Powerful aftershocks shake Chile

  • Breaking
  • 05/03/2010

The most powerful aftershock in six days sent terrified Chileans fleeing into quake-shattered streets and forced doctors to evacuate some patients from a major hospital on Friday as the nation struggled to comprehend the scope of the disaster that hit it.

People raced into the streets in pajamas as a magnitude-6.0 aftershock struck Concepcion shortly before dawn.

A magnitude-6.6 shock at 8:47am then rattled buildings for nearly a minute.

It was the strongest aftershock since a magnitude-6.9 jolt shortly after Saturday's historic quake and it sent office chairs spilling from upper floor of an already-damaged 22-storey building.

Fear of additional damage led officials to evacuate some patients from the regional hospital in downtown Concepcion.

"They sent us all home," said 47-year-old Aaron Valenzuela, who hobbled through the street because four toes had been amputated due to an injury he suffered in Saturday's big quake.

Dr Patricia Correa, who was overseeing the hospital's emergency ward, said her part of the five-story building "is on the point of collapsing. The walls cracked."

As a daily curfew meant to halt looting expired at noon, people flooded into the streets of Concepcion and formed lines about 100 long behind an intermittently functioning automatic teller machine, for a rare open pharmacy and at a corner store.

A sign at the shop announced it was out of flour, water, candles, rice, cheese, eggs and diapers, though jam, sugar, coffee and onions remained.

UN Secretary-General Ban Ki-moon arrived in the capital, Santiago, promising support for Chile.

"The Chilean government is asking for international aid and we will give it," he said.

Chile's U.N. Ambassador Heraldo Munoz told a press conference at UN headquarters in New York it's estimated that reconstruction "will cost Chile about US$30 billion".

Amir Dossal, executive director of the UN Office for Partnerships, said private donations have begun to arrive, among them US$1 million from Wal-Mart and US$500,000 from Hewlett Packard.

President Michelle Bachelet, meanwhile, met with her successor, Sebastian Pinera, and they promised to try to avoid letting the March 11 hand-over of power interrupt aid efforts.

"The new government will have an immense challenge," Bachelet said.

Officials were still struggling to determine the human toll of the magnitude-8.8 quake, as well as the damage to roads, ports and buildings such as hospitals.

Disaster officials announced they had double-counted at least 271 missing as dead in the hardest-hit part of the country - an error that would drop the official death toll to about 540 if there were no other mistakes.

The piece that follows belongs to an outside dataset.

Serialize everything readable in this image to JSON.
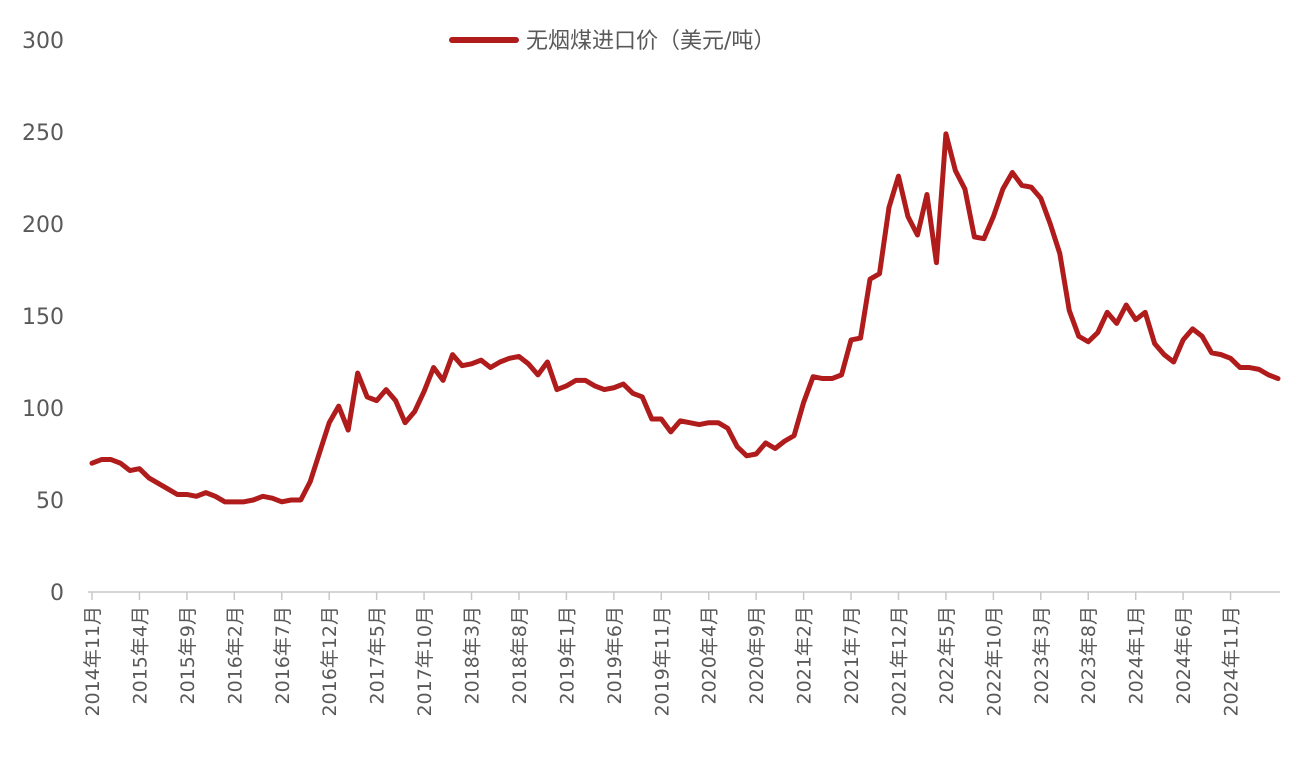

But Interior Department officials said that from now on, they would release only the number of dead who had been identified: 279 as of Friday.

The government also said Friday it had removed Cmdr. Mariano Rojas as head of the Navy's oceanographic service over its failure to issue a tsunami warning for the Pacific immediately after Saturday's quake.

Port captains in several towns issued their own warnings, but a national alert never came, and some say that failure led to deaths. The tsunami is believed responsible for much of the deaths and damage.

Bachelet says it will take three years to rebuild the region wracked by the earthquake and tsunami, and that task is all too clear to the people trying to clean up the ruins of their towns.